This is the second of two John Hattie articles on how to improve learning at SCS. [As before, my comments will be in square brackets.]
‘The real problem (of education) is that the locus of system-wide improvement is actually at the individual level. The only way to improve this to get INSIDE classrooms and work with teachers where they do their business – and that takes a ton of courage for all educators (formal leaders and classroom teachers alike) as well as the system overall and time. [The bottom line is that the teacher has the biggest impact on how much students learn.]
‘Expect a Year’s Worth of Progress
The student of high expectation teachers [are] very successful in achieving their teachers’ expectations and the students of teachers with low expectations [are] similarly successful at making lower gains.’ [What I have learned is that it does not matter where one sets the bar; students will always fall just short. So, if the bar is set low, students will just fail to reach it; if the bar is set high, students will just fail to reach it. So set the bar high. However, that is only half of the story. The other half is that the teachers then need to provide the scaffolding and supports needed to help each student reach the high bar. That, to a great extent, is Hattie’s argument in this article.]
‘Develop New Assessment and Evaluation Tools
We need to understand teacher and student expectations to ensure that they are appropriately high – and then to provide teachers with decent assessment and evaluation tools to help them set and evaluate these expectations.’ [This is about what administrators need to provide their staff and not about the failures of teachers.
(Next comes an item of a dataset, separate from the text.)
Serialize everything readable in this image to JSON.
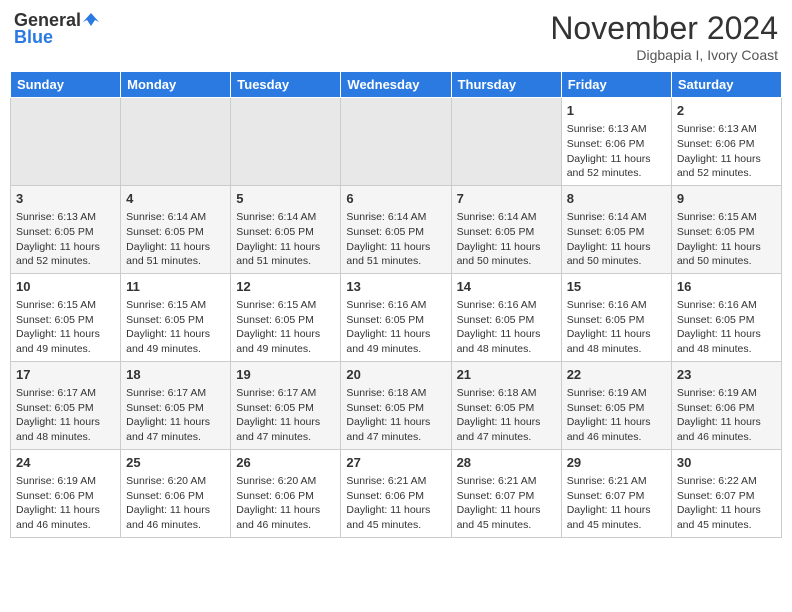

Teachers do the best they can with the tools they are given; it is up to the administration to give them better tools. Just getting data is not good nor enough; it must be the right data. Giving the teachers better evaluation tools helps generate the right data.]
‘Know Thy Impact
School leaders [need to] become leaders in evaluating the impact of all in the school on the progress of all students…. Schools need to become incubators of programs, evaluators of impact and experts at interpreting the effects of teachers and teaching on all students.’ Teachers [need to] be clearer about what success would look like and the magnitude of the impact and we ask them to prepare assessment to administer at the end – before they start teaching.’ [Here we see three different roles set out: administrators as educational leaders, schools as incubators of programs, and teachers as evaluators. This should become a discussion point within SCS and withing SPSD.]
‘Ensure Teachers Have Expertise in Diagnosis, Interventions, and Evaluation
If students are not learning, then it is because we are not using the right teaching strategies….[Teachers need to] have a high level of cognitive decision-making skills; that they are able and willing to say ‘I was wrong in my choice of method of intervention and need to change what I do or say’ or ‘I was right in my choice of interventions as they led to me successfully teaching these students’; and that they engage with others in collaborative inquiry about their diagnoses, interventions and evaluations – based on the evidence of their impact.’ [This requires huge amount of trust. We are not there yet, but this is something that we will be working on next year as it is truly what is best for students. Also, this is what it means for teachers to actually be professionals – working together, based on evidence, to help students achieve academic and spiritual success.]
‘The Implications of Collaborative Expertise
The focus of collaboration needs to be on the evidence of impact, common understandings of what the impact means, the evidence and ways to know about the magnitude of the impact and how the impact is shared across many groups of students…. Led by instructional leaders, the community would aim to have teachers sharing and learning how to become more expert…. The school leader must have the expertise to create opportunities, develop trust, provide the resources needed to understand the impact on students of all the teachers (and their own impact as school leaders) and to lead these discussions among the teachers. The leader’s role is to seek the answer to two major questions: (1) what is the evidence that each student is gaining at least a year’s progress for a year’s input in every subject and (2) what is the school doing in light of this?… The school, not the individual teacher, should be the unit of analysis. [We have known about the importance of collaboration for teachers for a long time. However, that does not mean that we are engaged in collaboration to any great extent. This is something that needs to change (but I know it takes both time and trust). We also need to decide on which assessment tools will actually give us the data we are looking for. This will take some time. It is something that we will be working on again next year.]
Bibliography.
Hattie, J. (June 2015). What Works Best in Education: The politics of collaborative expertise. Pearson.